Title: Notes [Feb, 1887]
Author: Freedom Press
Date: February, 1887
Source: Freedom: A Journal of Anarchist Socialism, Vol. 1, No. 5, online source RevoltLib.com, retrieved on April 14, 2020.

The energetic action of our Norwich comrades in flinging food from the store in the shops to their famishing fellow-workmen, and breaking the windows of the rich burgesses who refused to attend to their grievances, will do more to advance the cause of the Social Revolution than much talking. Before Mowbray's nine months' imprisonment are over Judge Grantham is likely to discover as much.

Note the effect of --Norwich riots, Trafalgar Square meetings, BatterPea church parades, and the morning calls of the unemployed upon vestrymen and guardians upon the middle-class conscience. The wretchedness of the workers is no new thing, but when have the news papers swarmed as they do to-day with letters, and accounts of committees, meetings, royal commission reports, and proposals for fresh royal commissions? All to suggest some method of evading the Social Question, and pacifying the people without trenching on the privileges of the rich.

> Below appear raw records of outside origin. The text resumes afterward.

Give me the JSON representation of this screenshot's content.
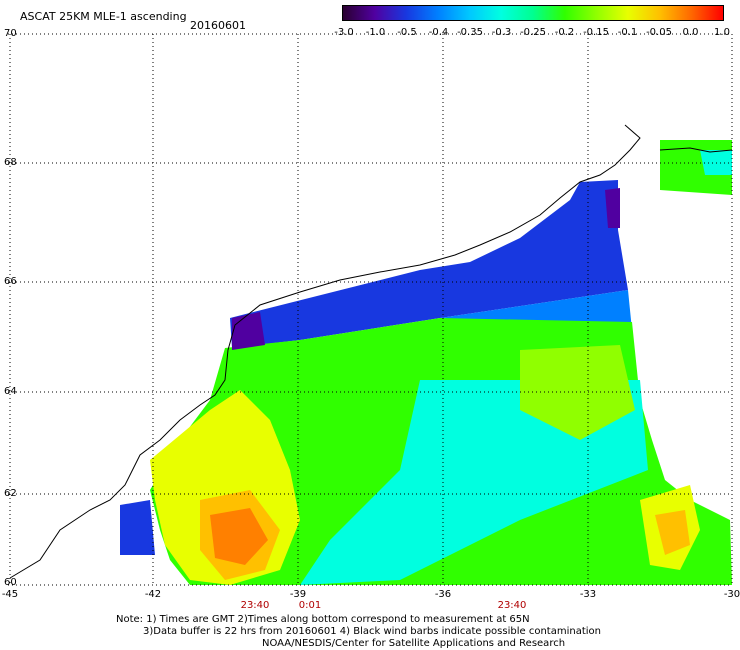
{
  "header": {
    "title": "ASCAT 25KM MLE-1 ascending",
    "date": "20160601"
  },
  "colorbar": {
    "labels": [
      "-3.0",
      "-1.0",
      "-0.5",
      "-0.4",
      "-0.35",
      "-0.3",
      "-0.25",
      "-0.2",
      "-0.15",
      "-0.1",
      "-0.05",
      "0.0",
      "1.0"
    ],
    "colors": [
      "#2a0030",
      "#5000a0",
      "#1838e0",
      "#0080ff",
      "#00c8ff",
      "#00ffe0",
      "#00ff90",
      "#30ff00",
      "#90ff00",
      "#e8ff00",
      "#ffc000",
      "#ff6800",
      "#ff0000"
    ]
  },
  "map": {
    "lat_labels": [
      "70",
      "68",
      "66",
      "64",
      "62",
      "60"
    ],
    "lon_labels": [
      "-45",
      "-42",
      "-39",
      "-36",
      "-33",
      "-30"
    ],
    "lat_range": [
      60,
      70
    ],
    "lon_range": [
      -45,
      -30
    ],
    "gridlines": true
  },
  "times": [
    "23:40",
    "0:01",
    "23:40"
  ],
  "notes": [
    "Note: 1) Times are GMT 2)Times along bottom correspond to measurement at 65N",
    "3)Data buffer is 22 hrs from 20160601 4) Black wind barbs indicate possible contamination",
    "NOAA/NESDIS/Center for Satellite Applications and Research"
  ]
}
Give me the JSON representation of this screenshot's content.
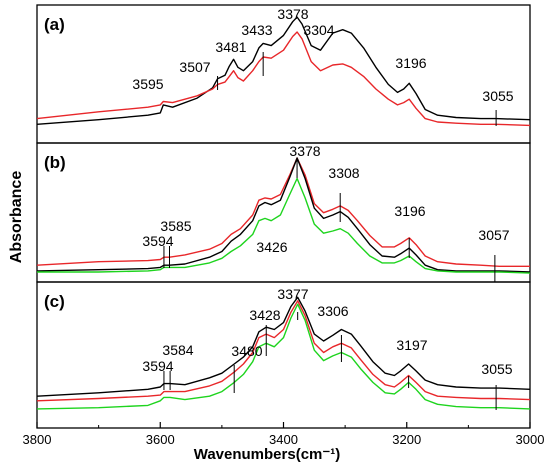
{
  "chart_data": {
    "type": "line",
    "xlabel": "Wavenumbers(cm⁻¹)",
    "ylabel": "Absorbance",
    "xlim": [
      3800,
      3000
    ],
    "x_reversed": true,
    "x_ticks": [
      3800,
      3600,
      3400,
      3200,
      3000
    ],
    "grid": false,
    "legend": "none",
    "panels": [
      {
        "label": "(a)",
        "annotations": [
          {
            "text": "3595",
            "x": 3595,
            "has_line": false
          },
          {
            "text": "3507",
            "x": 3507,
            "has_line": true
          },
          {
            "text": "3481",
            "x": 3481,
            "has_line": false
          },
          {
            "text": "3433",
            "x": 3433,
            "has_line": true
          },
          {
            "text": "3378",
            "x": 3378,
            "has_line": false
          },
          {
            "text": "3304",
            "x": 3304,
            "has_line": false
          },
          {
            "text": "3196",
            "x": 3196,
            "has_line": false
          },
          {
            "text": "3055",
            "x": 3055,
            "has_line": true
          }
        ],
        "series": [
          {
            "color": "#000000",
            "x": [
              3800,
              3700,
              3620,
              3600,
              3595,
              3580,
              3540,
              3515,
              3507,
              3495,
              3488,
              3481,
              3474,
              3465,
              3450,
              3440,
              3433,
              3420,
              3400,
              3385,
              3378,
              3370,
              3355,
              3340,
              3320,
              3304,
              3290,
              3270,
              3250,
              3230,
              3215,
              3205,
              3196,
              3185,
              3170,
              3150,
              3120,
              3080,
              3055,
              3000
            ],
            "y": [
              0.05,
              0.09,
              0.13,
              0.15,
              0.22,
              0.2,
              0.28,
              0.37,
              0.45,
              0.48,
              0.56,
              0.62,
              0.55,
              0.52,
              0.6,
              0.72,
              0.76,
              0.74,
              0.83,
              0.95,
              0.99,
              0.93,
              0.74,
              0.7,
              0.85,
              0.88,
              0.85,
              0.72,
              0.55,
              0.4,
              0.33,
              0.36,
              0.41,
              0.32,
              0.18,
              0.13,
              0.11,
              0.1,
              0.1,
              0.09
            ]
          },
          {
            "color": "#e8272a",
            "x": [
              3800,
              3700,
              3620,
              3600,
              3595,
              3580,
              3540,
              3515,
              3507,
              3495,
              3488,
              3481,
              3474,
              3465,
              3450,
              3440,
              3433,
              3420,
              3400,
              3385,
              3378,
              3370,
              3355,
              3340,
              3320,
              3304,
              3290,
              3270,
              3250,
              3230,
              3215,
              3205,
              3196,
              3185,
              3170,
              3150,
              3120,
              3080,
              3055,
              3000
            ],
            "y": [
              0.1,
              0.16,
              0.2,
              0.22,
              0.25,
              0.24,
              0.3,
              0.36,
              0.4,
              0.42,
              0.47,
              0.52,
              0.46,
              0.43,
              0.52,
              0.6,
              0.64,
              0.63,
              0.7,
              0.82,
              0.86,
              0.8,
              0.6,
              0.52,
              0.57,
              0.58,
              0.55,
              0.47,
              0.36,
              0.27,
              0.22,
              0.24,
              0.27,
              0.19,
              0.1,
              0.07,
              0.06,
              0.05,
              0.05,
              0.04
            ]
          }
        ]
      },
      {
        "label": "(b)",
        "annotations": [
          {
            "text": "3594",
            "x": 3594,
            "has_line": true
          },
          {
            "text": "3585",
            "x": 3585,
            "has_line": true
          },
          {
            "text": "3426",
            "x": 3426,
            "has_line": false
          },
          {
            "text": "3378",
            "x": 3378,
            "has_line": true
          },
          {
            "text": "3308",
            "x": 3308,
            "has_line": true
          },
          {
            "text": "3196",
            "x": 3196,
            "has_line": true
          },
          {
            "text": "3057",
            "x": 3057,
            "has_line": true
          }
        ],
        "series": [
          {
            "color": "#e8272a",
            "x": [
              3800,
              3700,
              3620,
              3600,
              3594,
              3585,
              3560,
              3520,
              3500,
              3485,
              3470,
              3450,
              3440,
              3430,
              3420,
              3405,
              3390,
              3378,
              3365,
              3350,
              3335,
              3320,
              3308,
              3295,
              3280,
              3260,
              3240,
              3220,
              3210,
              3196,
              3185,
              3170,
              3150,
              3120,
              3080,
              3050,
              3000
            ],
            "y": [
              0.06,
              0.09,
              0.1,
              0.11,
              0.13,
              0.13,
              0.15,
              0.2,
              0.25,
              0.33,
              0.38,
              0.5,
              0.63,
              0.65,
              0.64,
              0.68,
              0.85,
              1.0,
              0.85,
              0.6,
              0.52,
              0.55,
              0.58,
              0.54,
              0.45,
              0.32,
              0.22,
              0.22,
              0.25,
              0.3,
              0.24,
              0.14,
              0.09,
              0.07,
              0.06,
              0.05,
              0.05
            ]
          },
          {
            "color": "#000000",
            "x": [
              3800,
              3700,
              3620,
              3600,
              3594,
              3585,
              3560,
              3520,
              3500,
              3485,
              3470,
              3450,
              3440,
              3430,
              3420,
              3405,
              3390,
              3378,
              3365,
              3350,
              3335,
              3320,
              3308,
              3295,
              3280,
              3260,
              3240,
              3220,
              3210,
              3196,
              3185,
              3170,
              3150,
              3120,
              3080,
              3050,
              3000
            ],
            "y": [
              0.01,
              0.02,
              0.03,
              0.04,
              0.06,
              0.06,
              0.07,
              0.13,
              0.18,
              0.27,
              0.33,
              0.45,
              0.58,
              0.61,
              0.59,
              0.63,
              0.83,
              1.0,
              0.82,
              0.56,
              0.47,
              0.5,
              0.53,
              0.48,
              0.38,
              0.24,
              0.14,
              0.13,
              0.16,
              0.21,
              0.15,
              0.06,
              0.02,
              0.01,
              0.01,
              0.01,
              0.0
            ]
          },
          {
            "color": "#1ed41e",
            "x": [
              3800,
              3700,
              3620,
              3600,
              3594,
              3585,
              3560,
              3520,
              3500,
              3485,
              3470,
              3450,
              3440,
              3430,
              3420,
              3405,
              3390,
              3378,
              3365,
              3350,
              3335,
              3320,
              3308,
              3295,
              3280,
              3260,
              3240,
              3220,
              3210,
              3196,
              3185,
              3170,
              3150,
              3120,
              3080,
              3050,
              3000
            ],
            "y": [
              0.0,
              0.0,
              0.01,
              0.02,
              0.04,
              0.04,
              0.04,
              0.08,
              0.12,
              0.18,
              0.23,
              0.33,
              0.45,
              0.47,
              0.45,
              0.5,
              0.68,
              0.82,
              0.65,
              0.42,
              0.34,
              0.36,
              0.38,
              0.34,
              0.25,
              0.14,
              0.08,
              0.08,
              0.1,
              0.14,
              0.09,
              0.03,
              0.01,
              0.0,
              0.0,
              0.0,
              -0.01
            ]
          }
        ]
      },
      {
        "label": "(c)",
        "annotations": [
          {
            "text": "3594",
            "x": 3594,
            "has_line": true
          },
          {
            "text": "3584",
            "x": 3584,
            "has_line": true
          },
          {
            "text": "3480",
            "x": 3480,
            "has_line": true
          },
          {
            "text": "3428",
            "x": 3428,
            "has_line": true
          },
          {
            "text": "3377",
            "x": 3377,
            "has_line": true
          },
          {
            "text": "3306",
            "x": 3306,
            "has_line": true
          },
          {
            "text": "3197",
            "x": 3197,
            "has_line": true
          },
          {
            "text": "3055",
            "x": 3055,
            "has_line": true
          }
        ],
        "series": [
          {
            "color": "#000000",
            "x": [
              3800,
              3700,
              3620,
              3600,
              3594,
              3584,
              3560,
              3520,
              3500,
              3480,
              3465,
              3450,
              3440,
              3428,
              3415,
              3400,
              3388,
              3377,
              3365,
              3350,
              3335,
              3320,
              3306,
              3290,
              3275,
              3255,
              3235,
              3220,
              3210,
              3197,
              3185,
              3170,
              3150,
              3120,
              3080,
              3050,
              3000
            ],
            "y": [
              0.12,
              0.15,
              0.18,
              0.2,
              0.23,
              0.23,
              0.22,
              0.28,
              0.32,
              0.4,
              0.46,
              0.55,
              0.68,
              0.72,
              0.7,
              0.76,
              0.9,
              0.98,
              0.86,
              0.66,
              0.6,
              0.65,
              0.7,
              0.66,
              0.56,
              0.42,
              0.32,
              0.3,
              0.34,
              0.4,
              0.34,
              0.26,
              0.22,
              0.2,
              0.19,
              0.19,
              0.18
            ]
          },
          {
            "color": "#e8272a",
            "x": [
              3800,
              3700,
              3620,
              3600,
              3594,
              3584,
              3560,
              3520,
              3500,
              3480,
              3465,
              3450,
              3440,
              3428,
              3415,
              3400,
              3388,
              3377,
              3365,
              3350,
              3335,
              3320,
              3306,
              3290,
              3275,
              3255,
              3235,
              3220,
              3210,
              3197,
              3185,
              3170,
              3150,
              3120,
              3080,
              3050,
              3000
            ],
            "y": [
              0.08,
              0.1,
              0.12,
              0.13,
              0.16,
              0.16,
              0.16,
              0.21,
              0.25,
              0.33,
              0.4,
              0.5,
              0.63,
              0.66,
              0.63,
              0.7,
              0.85,
              0.95,
              0.82,
              0.58,
              0.5,
              0.55,
              0.58,
              0.54,
              0.44,
              0.31,
              0.22,
              0.2,
              0.24,
              0.3,
              0.24,
              0.16,
              0.12,
              0.11,
              0.1,
              0.1,
              0.09
            ]
          },
          {
            "color": "#1ed41e",
            "x": [
              3800,
              3700,
              3620,
              3600,
              3594,
              3584,
              3560,
              3520,
              3500,
              3480,
              3465,
              3450,
              3440,
              3428,
              3415,
              3400,
              3388,
              3377,
              3365,
              3350,
              3335,
              3320,
              3306,
              3290,
              3275,
              3255,
              3235,
              3220,
              3210,
              3197,
              3185,
              3170,
              3150,
              3120,
              3080,
              3050,
              3000
            ],
            "y": [
              0.01,
              0.02,
              0.04,
              0.08,
              0.11,
              0.11,
              0.09,
              0.12,
              0.16,
              0.24,
              0.31,
              0.42,
              0.55,
              0.58,
              0.55,
              0.63,
              0.8,
              0.92,
              0.78,
              0.52,
              0.43,
              0.47,
              0.5,
              0.46,
              0.36,
              0.24,
              0.15,
              0.14,
              0.18,
              0.24,
              0.18,
              0.09,
              0.05,
              0.03,
              0.02,
              0.02,
              0.01
            ]
          }
        ]
      }
    ]
  }
}
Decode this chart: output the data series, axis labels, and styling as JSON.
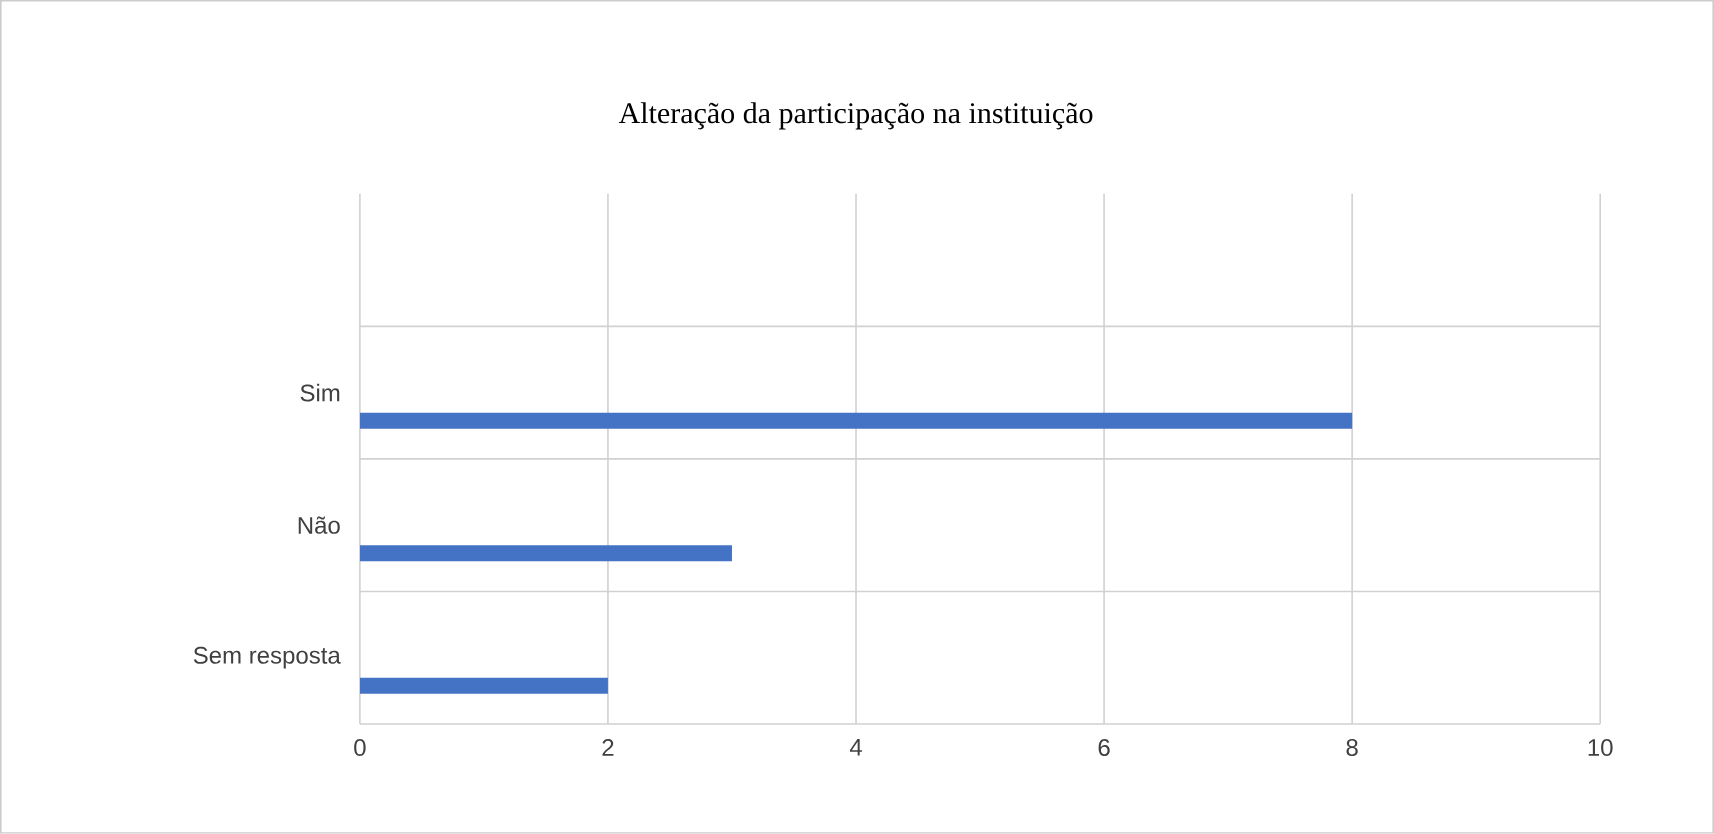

Indeed the Liberty and Property Defense League have some cause for alarm. English Socialism is becoming a distinctly national movement, taking a definite national shape. It is localizing itself and moving by spontaneous popular initiative. It is passing, with characteristic English practicality, from propaganda by word to propaganda by action. Socialists are pressing into local public affairs and insisting on the claims of the people to the direct management of their own business. And their business is not the maintenance of the status quo !

Mr. Harrington, M.P., exhorted the peasants of Glenbeigh to pray, not to fight, while the evictors were dragging a sick child from its parents' burning hut to die on the straw in a pig-sty. The young girl who dealt the ruffians some hearty blows with a spade was certainly the better man, of the two."

Gentlemen who look forward to office in a Home Rule Parliament cannot, of course, afford to encourage too much disrespect for authority.

The manly contempt shown by our comrade Duval for the forms of law during the trial in Paris, which ended in his condemnation to death, hits made a deep impression on his fellow workers. One man who has the pluck to act on his conviction makes such action easier for each one who follows him. A common-place truth, but we all forget it sometimes.